“Duff” is a sailor slang for dough. (which also brings a new meaning to the term ‘get off your duff’). This is usually used in reference to breads with leavening, like cakes, bread, and rolls, and not unleavened breads like Hard Tack.
Serves: About 6-8
- 1 ½ tsp active dry yeast
- 1 cup warm water
- ½ cup sugar
- ½ cup warm milk
- 1 tsp salt
- 2 tsp allspice
- 1 tsp ground cinnamon
- 1 ½ cup raisins, prunes, or other dried fruits.
- 4 cups flour
- Put the yeast in a large bowl with the water and 1 tablespoon of the sugar, stir briefly, then cover with a damp cloth and set in a warm place for about 15 minutes.
- When bubbles appear in the water/yeast mixture, stir in remaining sugar, milk, salt, allspice and cinnamon.
- Combine the raisins with the flour, and add to the yeast mixture. Stir into a stiff dough.

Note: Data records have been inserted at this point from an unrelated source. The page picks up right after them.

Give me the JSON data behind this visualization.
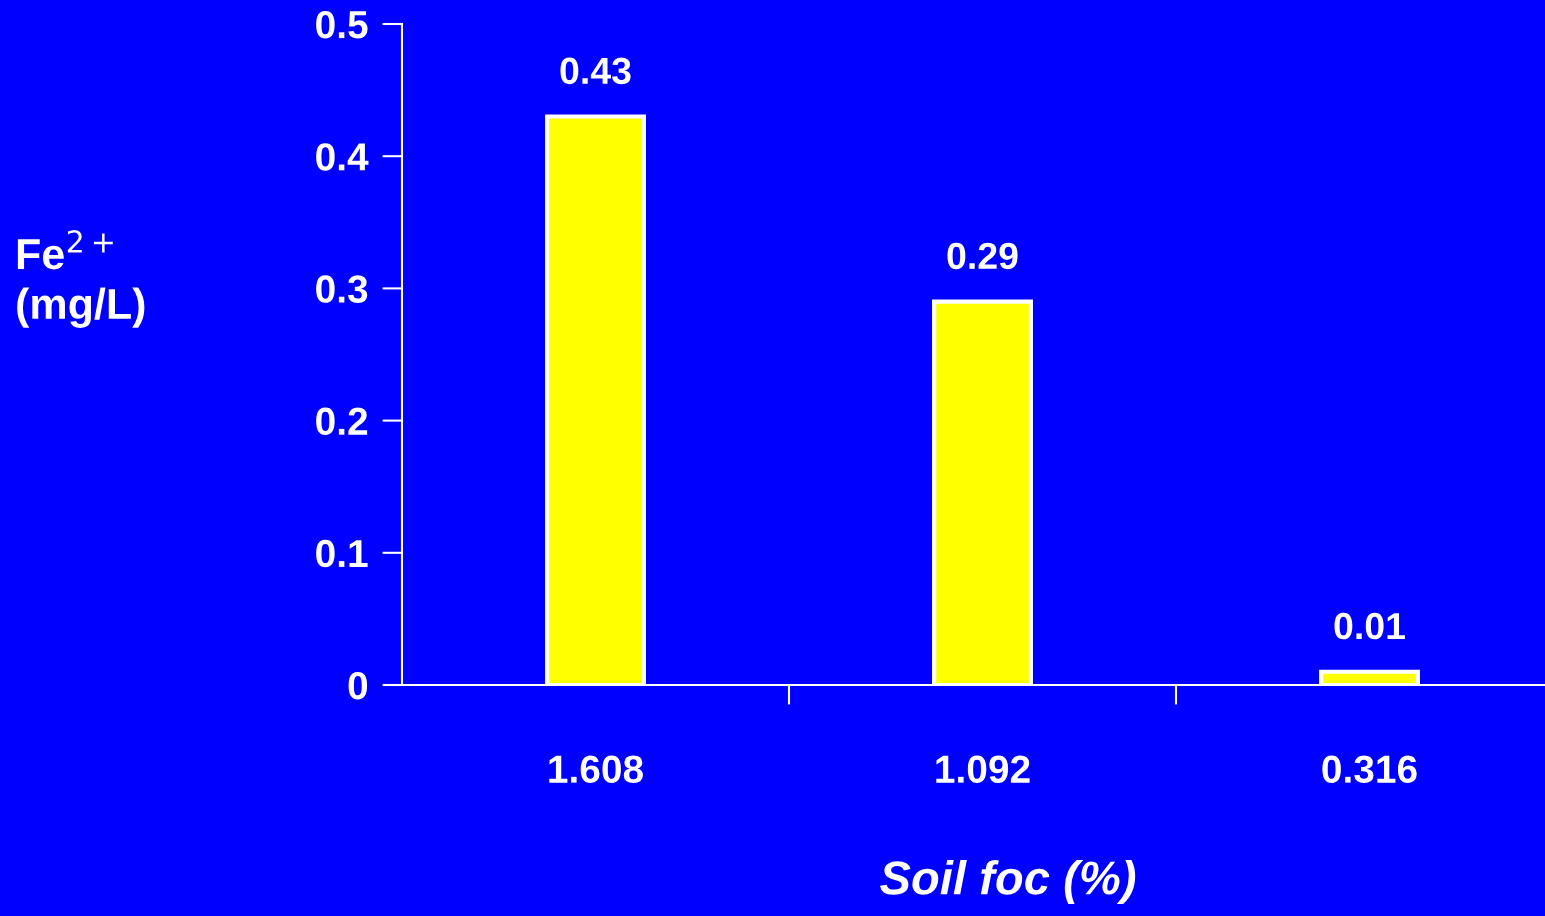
{
  "chart_data": {
    "type": "bar",
    "xlabel": "Soil foc (%)",
    "ylabel": "Fe$^{2+}$\n(mg/L)",
    "categories": [
      "1.608",
      "1.092",
      "0.316"
    ],
    "values": [
      0.43,
      0.29,
      0.01
    ],
    "color": "#ffff00",
    "ylim": [
      0,
      0.5
    ],
    "yticks": [
      0,
      0.1,
      0.2,
      0.3,
      0.4,
      0.5
    ],
    "data_labels": true,
    "grid": false
  }
}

- Cover with the damp cloth and set in a warm place to double in bulk (about an hour).
- Punch the dough down and turn it out onto a floured board. Knead until smooth and elastic. (about 10 minutes)
- Tie loosely in a well-floured cloth (some specialty stores sell pudding cloths, but a simple sheet of cellophane works find, or any fine-weave cloth.). Place in a large pot of boiling water to cover. Cover, bring back to a boil and cook rapidly for 1 ½ hours. Note that you may need to add more water as it cooks.
- Remove the pudding from the pot, untie and turn it out onto a serving dish. Slice into thin wedges and serve with a sweet sauce. Hard Sauce is the tradition, but any jelly, jam, honey, syrup or even frosting will work.
- This recipe works well with just about any dried fruit. Apples, pears, raisins, dates. I haven’t tried it meself, but I bet mincemeat would also be good.
- Some sweet barbeque sauce and some pork or chicken will make HomBao like treat.